There is a firewall between research and clinical care. So you may have a researcher who’s working on a novel compound, but unless there is really a clinical trial on which he or she can enroll you, he or she would not use it if other treatments have failed. And NCCN cancer centers argue that they have the latest and greatest, but this is also financially motivated because the clinical trials are usually paid for very well by industry.

If you get $50,000 per patient to enroll in a clinical trial, it’s very clear why you can say, well, our center is the best, you get the latest, you have access to the latest innovation. But in a way, it’s an academic-industrial complex that is at work here, and patients are not aware of it. And so patients need to know that they have a right to determine what will be done with their tissue when they get a biopsy or when they get surgery and that they actually have the right to determine and say, “I want the Sage Onco test,” or “I want to have a functional profiling test because I don’t want to fly blindly when it comes to subsequent therapy.”

Kevin Pho: We’re talking to Chris Apfel.
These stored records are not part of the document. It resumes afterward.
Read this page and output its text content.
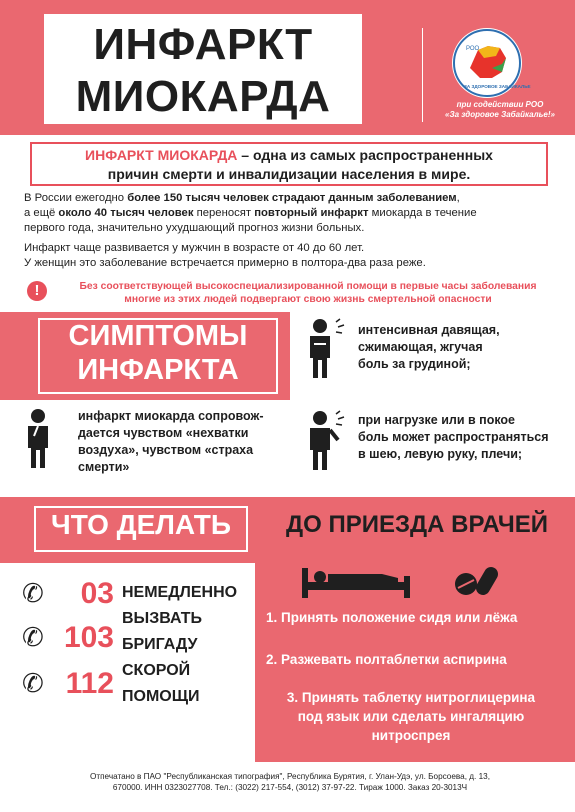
ИНФАРКТ
МИОКАРДА
РОО
ЗА ЗДОРОВОЕ ЗАБАЙКАЛЬЕ
при содействии РОО
«За здоровое Забайкалье!»
ИНФАРКТ МИОКАРДА – одна из самых распространенных
причин смерти и инвалидизации населения в мире.
В России ежегодно более 150 тысяч человек страдают данным заболеванием,
а ещё около 40 тысяч человек переносят повторный инфаркт миокарда в течение
первого года, значительно ухудшающий прогноз жизни больных.
Инфаркт чаще развивается у мужчин в возрасте от 40 до 60 лет.
У женщин это заболевание встречается примерно в полтора-два раза реже.
!	Без соответствующей высокоспециализированной помощи в первые часы заболевания
многие из этих людей подвергают свою жизнь смертельной опасности
СИМПТОМЫ
ИНФАРКТА
интенсивная давящая,
сжимающая, жгучая
боль за грудиной;
инфаркт миокарда сопровож-
дается чувством «нехватки
воздуха», чувством «страха
смерти»
при нагрузке или в покое
боль может распространяться
в шею, левую руку, плечи;
ЧТО ДЕЛАТЬ	ДО ПРИЕЗДА ВРАЧЕЙ
✆	03
✆ 103
✆ 112
НЕМЕДЛЕННО
ВЫЗВАТЬ
БРИГАДУ
СКОРОЙ
ПОМОЩИ
1. Принять положение сидя или лёжа
2. Разжевать полтаблетки аспирина
3. Принять таблетку нитроглицерина
под язык или сделать ингаляцию
нитроспрея
Отпечатано в ПАО "Республиканская типография", Республика Бурятия, г. Улан-Удэ, ул. Борсоева, д. 13,
670000. ИНН 0323027708. Тел.: (3022) 217-554, (3012) 37-97-22. Тираж 1000. Заказ 20-3013Ч
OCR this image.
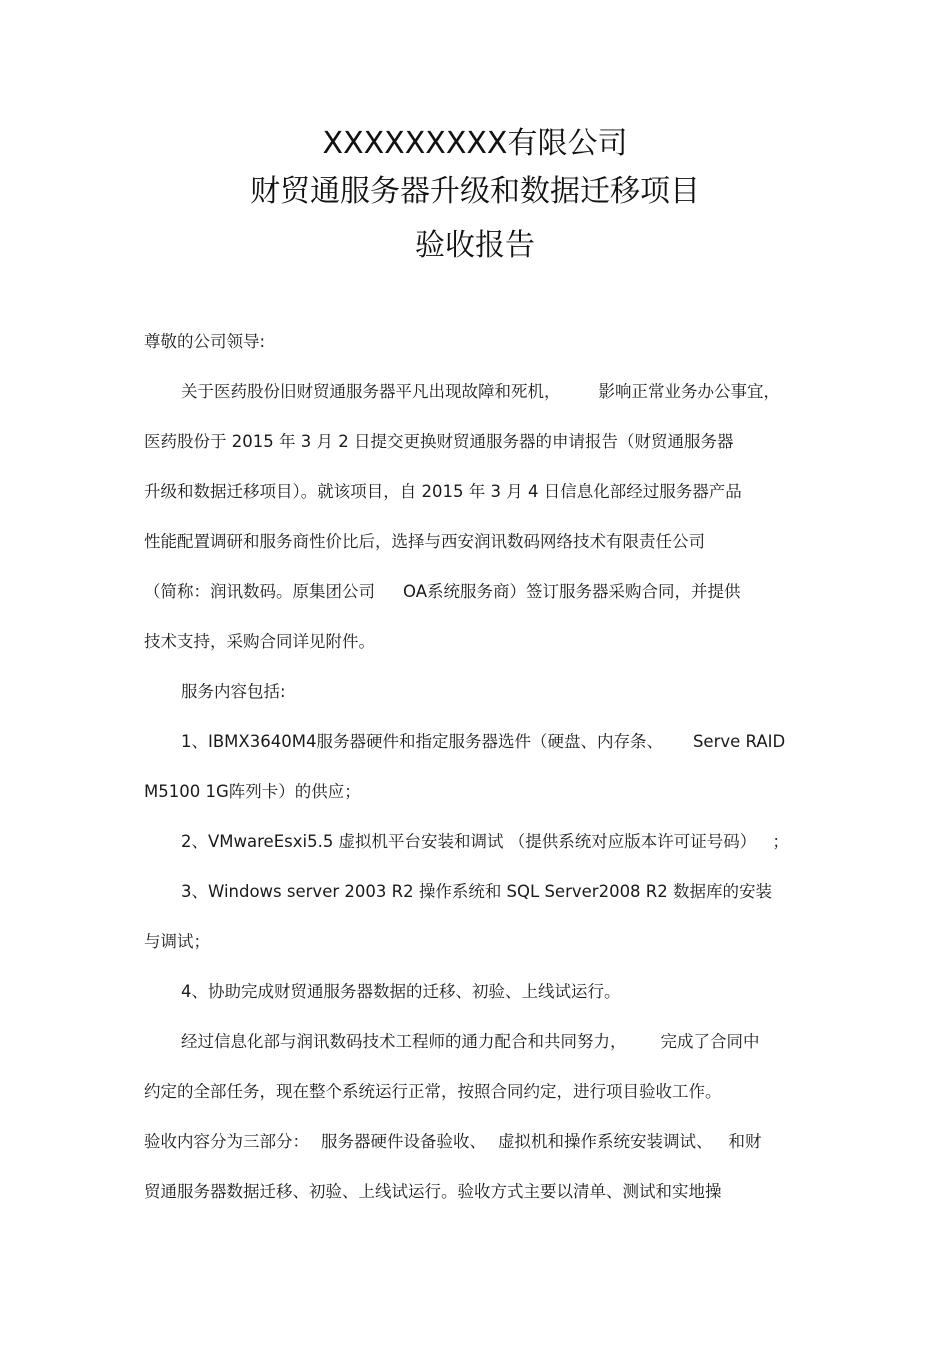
XXXXXXXXX有限公司
财贸通服务器升级和数据迁移项目
验收报告
尊敬的公司领导:
关于医药股份旧财贸通服务器平凡出现故障和死机， 影响正常业务办公事宜，
医药股份于 2015 年 3 月 2 日提交更换财贸通服务器的申请报告（财贸通服务器
升级和数据迁移项目）。就该项目，自 2015 年 3 月 4 日信息化部经过服务器产品
性能配置调研和服务商性价比后，选择与西安润讯数码网络技术有限责任公司
（简称：润讯数码。原集团公司 OA系统服务商）签订服务器采购合同，并提供
技术支持，采购合同详见附件。
服务内容包括:
1、IBMX3640M4服务器硬件和指定服务器选件（硬盘、内存条、 Serve RAID
M5100 1G阵列卡）的供应；
2、VMwareEsxi5.5 虚拟机平台安装和调试 （提供系统对应版本许可证号码） ；
3、Windows server 2003 R2 操作系统和 SQL Server2008 R2 数据库的安装
与调试；
4、协助完成财贸通服务器数据的迁移、初验、上线试运行。
经过信息化部与润讯数码技术工程师的通力配合和共同努力， 完成了合同中
约定的全部任务，现在整个系统运行正常，按照合同约定，进行项目验收工作。
验收内容分为三部分： 服务器硬件设备验收、 虚拟机和操作系统安装调试、 和财
贸通服务器数据迁移、初验、上线试运行。验收方式主要以清单、测试和实地操
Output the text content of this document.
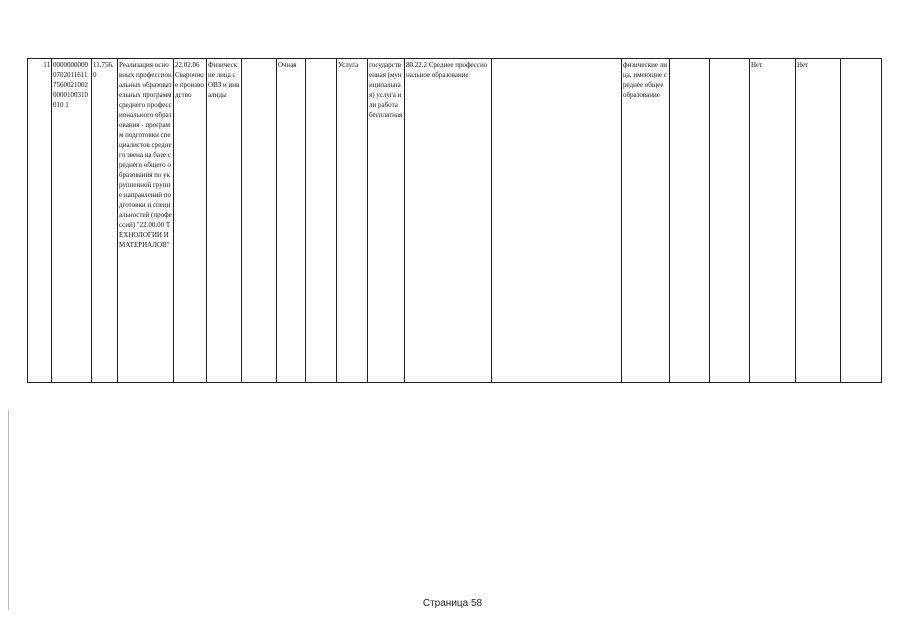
11	0000000000070201161175600210020000100310010 1	11.756.0	Реализация основных профессиональных образовательных программ среднего профессионального образования - программ подготовки специалистов среднего звена на базе среднего общего образования по укрупненной группе направлений подготовки и специальностей (профессий) "22.00.00 ТЕХНОЛОГИИ И МАТЕРИАЛОВ"	22.02.06 Сварочное производство	Физические лица с ОВЗ и инвалиды		Очная		Услуга	государственная (муниципальная) услуга или работа бесплатная	80.22.2 Среднее профессиональное образование		физические лица, имеющие среднее общее образование			Нет	Нет	
Страница 58
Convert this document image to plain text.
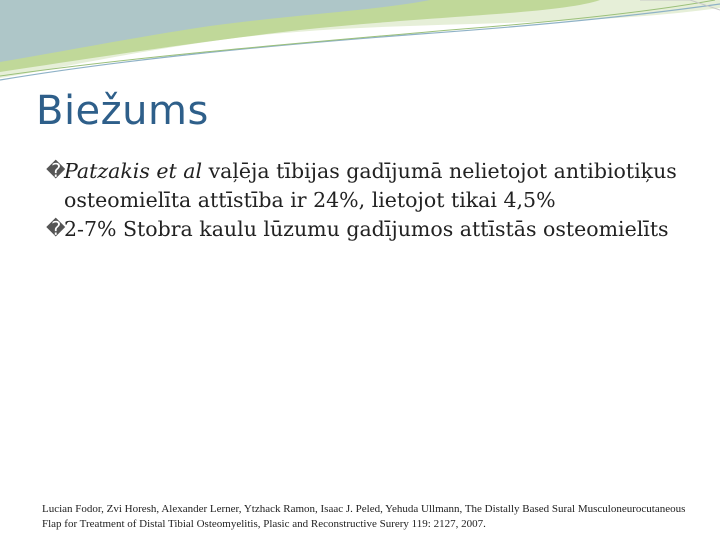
Biežums
�
Patzakis et al vaļēja tībijas gadījumā nelietojot antibiotiķus osteomielīta attīstība ir 24%, lietojot tikai 4,5%
�
2-7% Stobra kaulu lūzumu gadījumos attīstās osteomielīts
Lucian Fodor, Zvi Horesh, Alexander Lerner, Ytzhack Ramon, Isaac J. Peled, Yehuda Ullmann, The Distally Based Sural Musculoneurocutaneous Flap for Treatment of Distal Tibial Osteomyelitis, Plasic and Reconstructive Surery 119: 2127, 2007.
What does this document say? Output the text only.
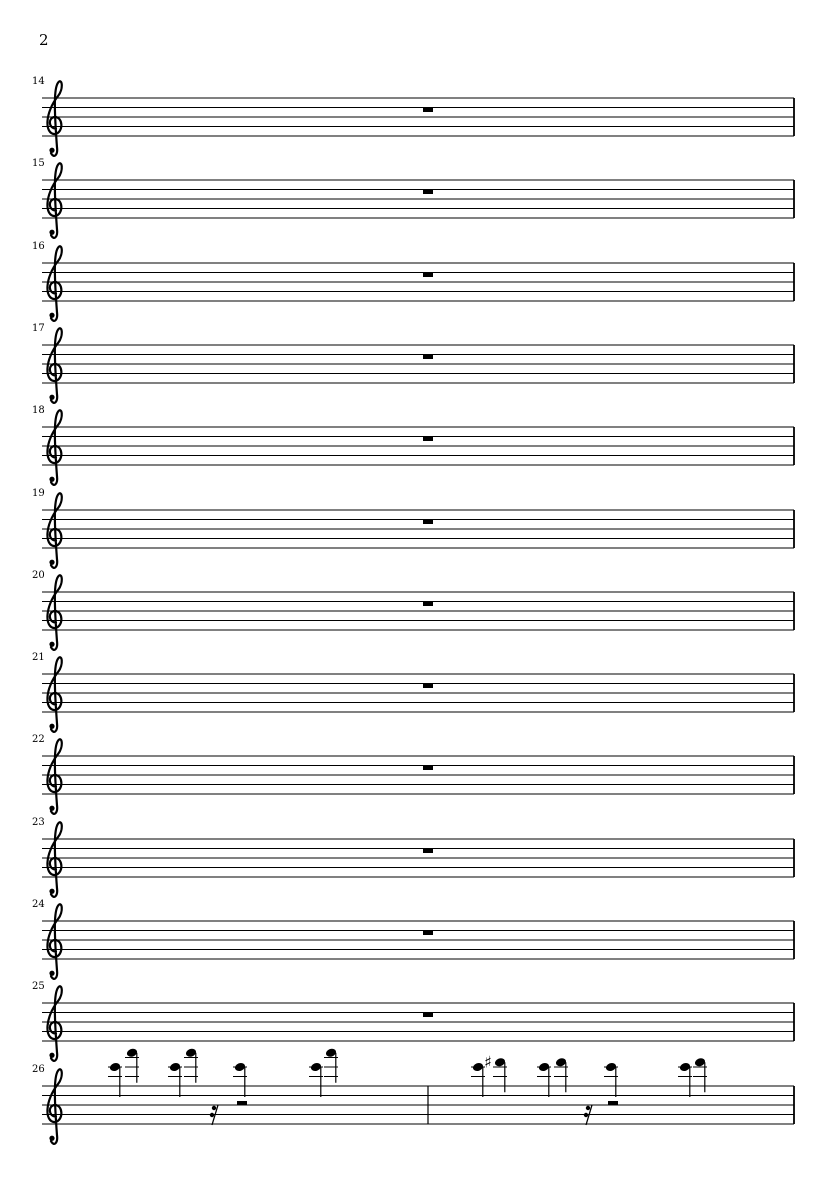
2
14
15
16
17
18
19
20
21
22
23
24
25
26	♯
He’s a physician and clinical researcher. Today’s KevinMD article is “Functional precision oncology, a game changer in cancer therapy.” Chris, let’s end with some take-home messages you want to leave with the KevinMD audience.

Chris Apfel: Yes. The take-home message is if you are a patient and you’re diagnosed with a serious cancer, you need to be your own advocate. You need to think about what the treatment options are and cast a wide net, get a second opinion. And don’t just blindly rely on a big brand. You also need a support network that helps you emotionally and helps you look beyond the normal horizon that people normally look at if you want to have an outcome that’s better than average.

Kevin Pho: Chris, thank you so much for sharing your perspective and insight, and thanks again for coming on the show.

Chris Apfel: Thank you very much for having me.